As a kid we always waited until the first frost to go out squirrel hunting, but now that really isn't an option because the first frost is coming later and later each year.

Guest GunTroll
Posted

So when the frost comes the lava is killed? Or already hatched or something?

Posted
... are the larvae that is still under the skin. they will stay there until they become flies at which point they will bite through the skin and buzz away....

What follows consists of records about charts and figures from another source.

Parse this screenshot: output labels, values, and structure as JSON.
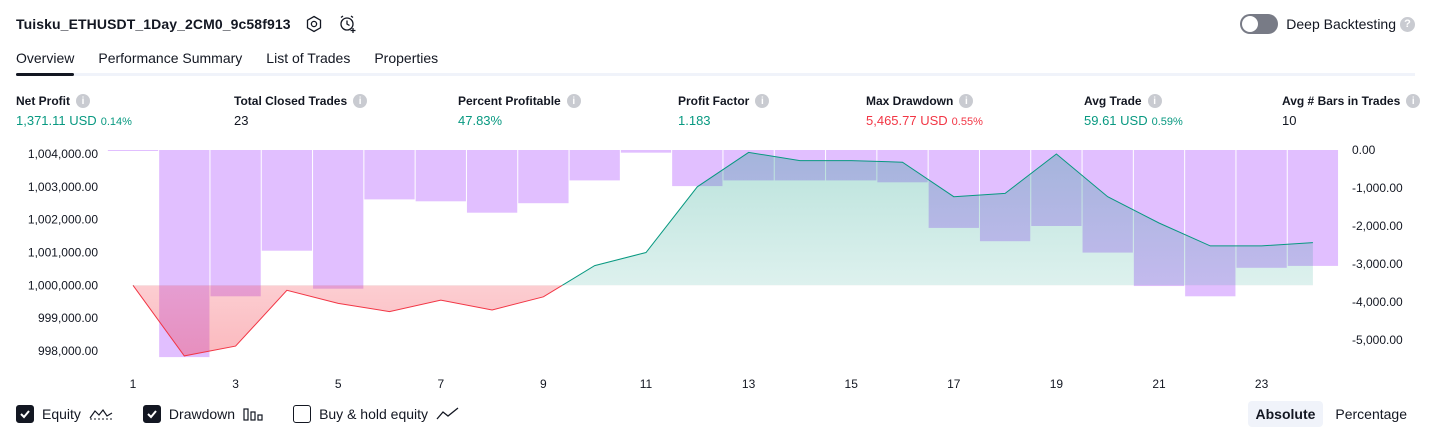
{
  "header": {
    "title": "Tuisku_ETHUSDT_1Day_2CM0_9c58f913",
    "deep_backtesting_label": "Deep Backtesting",
    "deep_backtesting_on": false
  },
  "tabs": [
    {
      "label": "Overview",
      "active": true
    },
    {
      "label": "Performance Summary",
      "active": false
    },
    {
      "label": "List of Trades",
      "active": false
    },
    {
      "label": "Properties",
      "active": false
    }
  ],
  "metrics": [
    {
      "label": "Net Profit",
      "value": "1,371.11 USD",
      "pct": "0.14%",
      "color": "#089981"
    },
    {
      "label": "Total Closed Trades",
      "value": "23",
      "pct": "",
      "color": "#131722"
    },
    {
      "label": "Percent Profitable",
      "value": "47.83%",
      "pct": "",
      "color": "#089981"
    },
    {
      "label": "Profit Factor",
      "value": "1.183",
      "pct": "",
      "color": "#089981"
    },
    {
      "label": "Max Drawdown",
      "value": "5,465.77 USD",
      "pct": "0.55%",
      "color": "#f23645"
    },
    {
      "label": "Avg Trade",
      "value": "59.61 USD",
      "pct": "0.59%",
      "color": "#089981"
    },
    {
      "label": "Avg # Bars in Trades",
      "value": "10",
      "pct": "",
      "color": "#131722"
    }
  ],
  "chart_data": {
    "type": "line",
    "x_ticks": [
      "1",
      "3",
      "5",
      "7",
      "9",
      "11",
      "13",
      "15",
      "17",
      "19",
      "21",
      "23"
    ],
    "left_axis": {
      "ticks": [
        "1,004,000.00",
        "1,003,000.00",
        "1,002,000.00",
        "1,001,000.00",
        "1,000,000.00",
        "999,000.00",
        "998,000.00"
      ],
      "range": [
        997800,
        1004150
      ]
    },
    "right_axis": {
      "ticks": [
        "0.00",
        "-1,000.00",
        "-2,000.00",
        "-3,000.00",
        "-4,000.00",
        "-5,000.00"
      ],
      "range": [
        -5450,
        0
      ]
    },
    "equity": {
      "baseline": 1000000,
      "x": [
        1,
        2,
        3,
        4,
        5,
        6,
        7,
        8,
        9,
        10,
        11,
        12,
        13,
        14,
        15,
        16,
        17,
        18,
        19,
        20,
        21,
        22,
        23,
        24
      ],
      "values": [
        1000000,
        997850,
        998150,
        999850,
        999450,
        999200,
        999550,
        999250,
        999650,
        1000600,
        1001000,
        1003000,
        1004050,
        1003800,
        1003800,
        1003750,
        1002700,
        1002800,
        1004000,
        1002700,
        1001900,
        1001200,
        1001200,
        1001300
      ],
      "color_up": "#089981",
      "color_down": "#f23645"
    },
    "drawdown": {
      "x": [
        1,
        2,
        3,
        4,
        5,
        6,
        7,
        8,
        9,
        10,
        11,
        12,
        13,
        14,
        15,
        16,
        17,
        18,
        19,
        20,
        21,
        22,
        23,
        24
      ],
      "values": [
        -10,
        -5450,
        -3850,
        -2650,
        -3650,
        -1300,
        -1350,
        -1650,
        -1400,
        -800,
        -70,
        -950,
        -800,
        -800,
        -800,
        -850,
        -2050,
        -2400,
        -2000,
        -2700,
        -3580,
        -3850,
        -3100,
        -3050
      ],
      "color": "#e1bfff"
    }
  },
  "legend": {
    "equity": {
      "label": "Equity",
      "checked": true
    },
    "drawdown": {
      "label": "Drawdown",
      "checked": true
    },
    "buyhold": {
      "label": "Buy & hold equity",
      "checked": false
    }
  },
  "view_toggle": {
    "absolute": "Absolute",
    "percentage": "Percentage",
    "active": "absolute"
  }
}
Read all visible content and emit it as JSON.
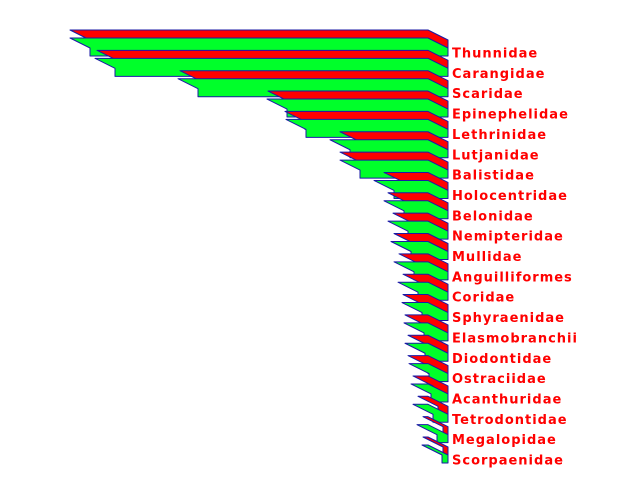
{
  "chart_data": {
    "type": "bar3d",
    "orientation": "horizontal",
    "categories": [
      "Thunnidae",
      "Carangidae",
      "Scaridae",
      "Epinephelidae",
      "Lethrinidae",
      "Lutjanidae",
      "Balistidae",
      "Holocentridae",
      "Belonidae",
      "Nemipteridae",
      "Mullidae",
      "Anguilliformes",
      "Coridae",
      "Sphyraenidae",
      "Elasmobranchii",
      "Diodontidae",
      "Ostraciidae",
      "Acanthuridae",
      "Tetrodontidae",
      "Megalopidae",
      "Scorpaenidae"
    ],
    "series": [
      {
        "color": "#ff0000",
        "values": [
          358,
          331,
          248,
          160,
          143,
          88,
          88,
          44,
          40,
          35,
          34,
          29,
          25,
          25,
          23,
          20,
          20,
          15,
          10,
          5,
          5
        ]
      },
      {
        "color": "#00ff2a",
        "values": [
          358,
          333,
          250,
          161,
          142,
          98,
          88,
          54,
          44,
          40,
          37,
          34,
          30,
          26,
          24,
          23,
          19,
          17,
          15,
          11,
          6
        ]
      }
    ]
  }
}
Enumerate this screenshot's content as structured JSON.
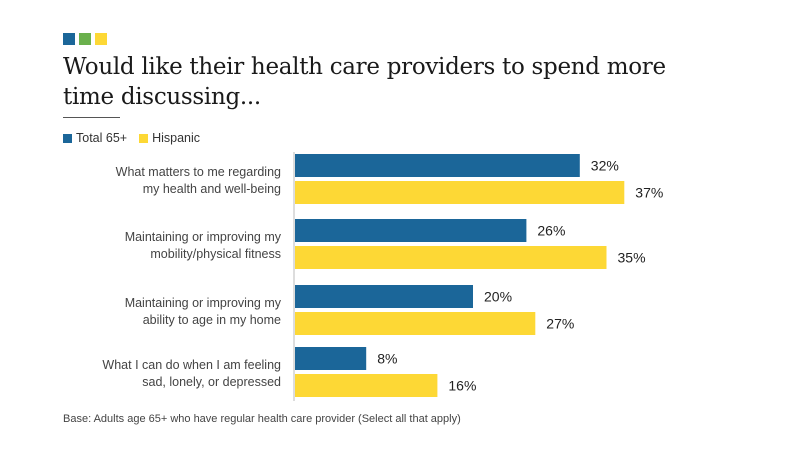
{
  "brand_colors": [
    "#1b6699",
    "#6ab04c",
    "#fdd835"
  ],
  "header": {
    "title_line1": "Would like their health care providers to spend more",
    "title_line2": "time discussing..."
  },
  "footnote": "Base: Adults age 65+ who have regular health care provider (Select all that apply)",
  "chart_data": {
    "type": "bar",
    "orientation": "horizontal",
    "title": "Would like their health care providers to spend more time discussing...",
    "xlabel": "",
    "ylabel": "",
    "xlim": [
      0,
      40
    ],
    "grid": false,
    "legend_position": "top-left",
    "categories": [
      [
        "What matters to me regarding",
        "my health and well-being"
      ],
      [
        "Maintaining or improving my",
        "mobility/physical fitness"
      ],
      [
        "Maintaining or improving my",
        "ability to age in my home"
      ],
      [
        "What I can do when I am feeling",
        "sad, lonely, or depressed"
      ]
    ],
    "series": [
      {
        "name": "Total 65+",
        "color": "#1b6699",
        "values": [
          32,
          26,
          20,
          8
        ]
      },
      {
        "name": "Hispanic",
        "color": "#fdd835",
        "values": [
          37,
          35,
          27,
          16
        ]
      }
    ],
    "value_suffix": "%"
  }
}
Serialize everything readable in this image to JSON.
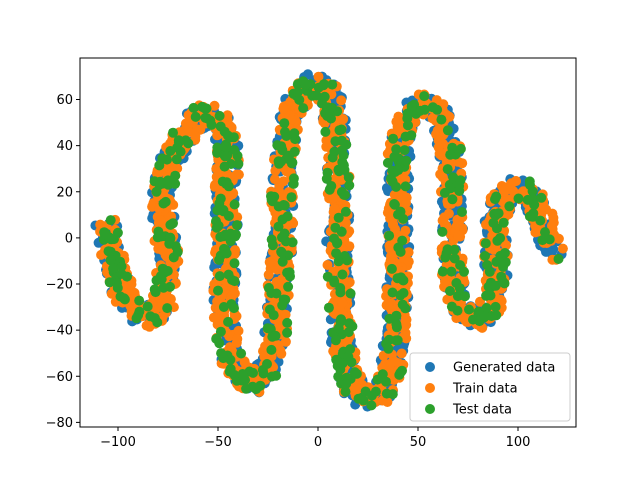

Nah. They actually develop to a certain extent, crawl out still as larvae, drop off, burrow in the ground, and become flies the NEXT summer.

- OS

Posted

The only "wolve" I have ever seen, came crawling out of a bucks nose that I got a couple years ago. I hear rabbits get them too, but have never seen them on the bunnies. Maybe because it's after a frost when I rabbit hunt. I guess I need to research these larva thingies!

Posted
The only "wolve" I have ever seen, came crawling out of a bucks nose that I got a couple years ago. I hear rabbits get them too, but have never seen them on the bunnies. Maybe because it's after a frost when I rabbit hunt. I guess I need to research these larva thingies!

Nasal larvae in deer are pretty common, but not from the same thing as squirrel botfly.

And no, they aren't from deer flies, either. Matter of fact, deer flies don't use a mammalian host at all.